The importance of sports in Cuba stems from the interest of former government dictator, Fidel Castro, although prior to this a sporting career was a way in which a lucky few managed to escape the poverty in Cuba.


Through the historical links with Spain, typically enjoyed sports were jai alai (a racket ball game) bullfighting and cock fighting. Nowadays popular Cuban sports are many of those which are also popular in the neighbouring U.S. such as Cuban volleyball, Cuban baseball (the biggest sport in Cuba), Cuban boxing and athletics.

Cuban sports prowess is significantly high when you consider the size of the country, how poor it is and how the country has managed to maintain itself as a dominant force at the Olympic games over the last 3 decades.


In the 1900 Paris Olympics, the first Olympic games in which the country participated, Cuba came in at 12th position on the medal board. Cuba has been represented at 18 of 26 games from 1900 to 2008 inclusive.

The most significant number of medals has been won in the Boxing, Athletics, Judo, Wrestling and Fencing events. Over half the medals won in boxing events have been gold medals.

Cuba's overall place in the medal lists is as per the below table for the years 1972-2008. The years 1984 and 1988 are not included as Cuba did not participate those years.

Cuba Olympic Results, 1972 - 2008
year 1972 1976 1980 1992 1996 2000 2004 2008
place 15 8 4 5 8 10 11 28
gold 3 6 8 14 9 11 9 2
silver 1 4 7 6 8 11 7 11
bronze 4 3 5 11 8 7 11 11


The Cuban government dictator, Fidel Castro, who ran the country for 5 decades is a sports fanatic and as such has promoted sports in schools and to the general nation of Cuba. He has been a regular visitor to see the the country's national teams in training as well as being a spectator of the National Schools Games.

Before the Castro regime came into power, sport was something for the wealthy in Cuba. Castro promoted investment in sport, being "the right of the people".
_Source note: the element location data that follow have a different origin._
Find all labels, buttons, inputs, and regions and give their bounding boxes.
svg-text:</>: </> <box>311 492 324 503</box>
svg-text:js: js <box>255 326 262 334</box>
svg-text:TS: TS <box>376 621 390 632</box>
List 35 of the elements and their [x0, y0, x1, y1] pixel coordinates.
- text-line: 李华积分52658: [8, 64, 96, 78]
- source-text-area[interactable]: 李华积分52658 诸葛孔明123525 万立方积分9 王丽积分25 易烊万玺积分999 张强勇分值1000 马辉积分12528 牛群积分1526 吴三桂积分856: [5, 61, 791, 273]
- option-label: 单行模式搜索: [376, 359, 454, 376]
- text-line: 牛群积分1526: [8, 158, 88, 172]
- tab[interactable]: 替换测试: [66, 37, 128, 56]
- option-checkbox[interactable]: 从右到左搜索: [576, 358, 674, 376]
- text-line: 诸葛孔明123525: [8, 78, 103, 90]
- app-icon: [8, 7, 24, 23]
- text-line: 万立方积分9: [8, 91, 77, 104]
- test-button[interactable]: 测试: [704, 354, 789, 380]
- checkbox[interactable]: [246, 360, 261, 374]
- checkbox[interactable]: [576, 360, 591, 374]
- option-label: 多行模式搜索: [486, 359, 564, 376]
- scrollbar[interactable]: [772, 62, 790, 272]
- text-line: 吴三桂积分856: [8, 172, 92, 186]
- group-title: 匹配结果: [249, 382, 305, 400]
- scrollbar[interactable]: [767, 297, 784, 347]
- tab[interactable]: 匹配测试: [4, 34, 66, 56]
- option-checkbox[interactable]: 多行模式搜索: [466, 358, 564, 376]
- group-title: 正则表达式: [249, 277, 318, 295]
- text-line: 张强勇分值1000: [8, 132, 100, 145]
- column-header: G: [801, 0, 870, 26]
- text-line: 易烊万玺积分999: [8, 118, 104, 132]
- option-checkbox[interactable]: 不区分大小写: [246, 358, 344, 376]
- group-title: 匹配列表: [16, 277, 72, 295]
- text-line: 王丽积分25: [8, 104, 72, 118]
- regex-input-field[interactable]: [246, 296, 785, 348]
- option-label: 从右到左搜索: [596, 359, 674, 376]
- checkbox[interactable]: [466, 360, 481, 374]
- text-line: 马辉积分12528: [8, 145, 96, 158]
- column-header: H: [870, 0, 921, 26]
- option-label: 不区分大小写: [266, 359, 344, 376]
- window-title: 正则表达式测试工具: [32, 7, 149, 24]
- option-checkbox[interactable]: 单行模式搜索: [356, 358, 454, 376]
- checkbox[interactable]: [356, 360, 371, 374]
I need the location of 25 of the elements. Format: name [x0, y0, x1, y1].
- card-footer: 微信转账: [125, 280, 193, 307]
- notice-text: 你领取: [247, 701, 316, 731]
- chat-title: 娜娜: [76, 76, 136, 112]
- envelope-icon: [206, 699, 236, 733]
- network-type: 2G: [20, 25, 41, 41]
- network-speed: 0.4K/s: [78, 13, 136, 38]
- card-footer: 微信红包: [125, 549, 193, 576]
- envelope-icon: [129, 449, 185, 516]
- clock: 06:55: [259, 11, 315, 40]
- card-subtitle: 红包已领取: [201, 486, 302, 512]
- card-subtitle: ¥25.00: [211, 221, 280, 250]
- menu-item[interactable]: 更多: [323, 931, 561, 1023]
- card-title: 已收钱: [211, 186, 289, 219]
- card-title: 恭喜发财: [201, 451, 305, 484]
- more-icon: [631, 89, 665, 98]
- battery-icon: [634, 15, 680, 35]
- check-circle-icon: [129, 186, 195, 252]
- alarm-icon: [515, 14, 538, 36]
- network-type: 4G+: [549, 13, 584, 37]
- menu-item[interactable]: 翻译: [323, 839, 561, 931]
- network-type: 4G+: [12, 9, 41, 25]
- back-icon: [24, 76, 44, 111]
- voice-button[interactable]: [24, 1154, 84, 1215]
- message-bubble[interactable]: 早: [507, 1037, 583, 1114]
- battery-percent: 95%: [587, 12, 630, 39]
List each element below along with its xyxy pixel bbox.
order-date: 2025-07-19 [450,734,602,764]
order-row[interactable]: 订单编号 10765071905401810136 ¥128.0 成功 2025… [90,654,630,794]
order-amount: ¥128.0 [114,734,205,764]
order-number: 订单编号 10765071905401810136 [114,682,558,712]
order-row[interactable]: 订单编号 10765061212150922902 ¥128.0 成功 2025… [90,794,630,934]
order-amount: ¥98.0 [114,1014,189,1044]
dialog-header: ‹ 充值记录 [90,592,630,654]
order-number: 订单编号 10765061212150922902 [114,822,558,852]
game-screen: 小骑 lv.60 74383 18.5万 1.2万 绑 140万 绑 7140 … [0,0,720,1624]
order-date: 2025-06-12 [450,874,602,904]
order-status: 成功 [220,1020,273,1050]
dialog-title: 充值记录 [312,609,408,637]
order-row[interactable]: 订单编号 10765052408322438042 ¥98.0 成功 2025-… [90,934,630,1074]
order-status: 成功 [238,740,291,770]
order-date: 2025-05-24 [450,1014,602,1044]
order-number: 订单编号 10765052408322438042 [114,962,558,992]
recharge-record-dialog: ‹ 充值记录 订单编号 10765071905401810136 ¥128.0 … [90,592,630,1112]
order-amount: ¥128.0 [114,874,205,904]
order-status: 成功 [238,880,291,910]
The sports program initiated had 2 principal goals. Sporting prowess would symbolize the success of the Cuban revolution and would also create a sense of national pride in the Cuban people. Mass promotion of sport participation served various political goals.

In February 1961, the National Institute of Sport, Physical Education and Recreation (INDER) was set up. One of the founders, Raudol Ruiz says that the institute was set up "to give everyone the opportuntity to practise and play sports". Physical education was supposed to break down class and racial divides as well as improving the general health of the people, under the slogan el deporte es salud (sport is health), one of the themes of the Revolution.


Results were quick to show as the public were given access to private sports clubs and centres and all costs for participating in sports and sporting events had been dropped by 1967.

In the 1976 Cuban constitution, sport was included in no less than four points and had its own article, Article 51, stating that "everyone has the right to physical education, sports and recreation". In a speech by Castro a year later, the Cuban government leader reinforced that the health of the Cuban people was the priority and that searching for international sporting champions was the secondary goal.

In Cuba, children are given the opportunity to develop their sporting talents. The junior Olympic program began in 1963, allowing every Cuban school to participate. Children who do well or are seen to have potential then have the opportunity to develop their sporting prowess at a specialist school.

Cuban sports have a big budget. Approximately 80 million U.S. dollars has been injected each year, since 1990, into Olympic sport and the country's sports budget is around 120 million per year. By the end of the last century, Cuba's sports system was a self financing operation running on prize monies won and exporting both sports equipment and Cuban sports coaches to other countries.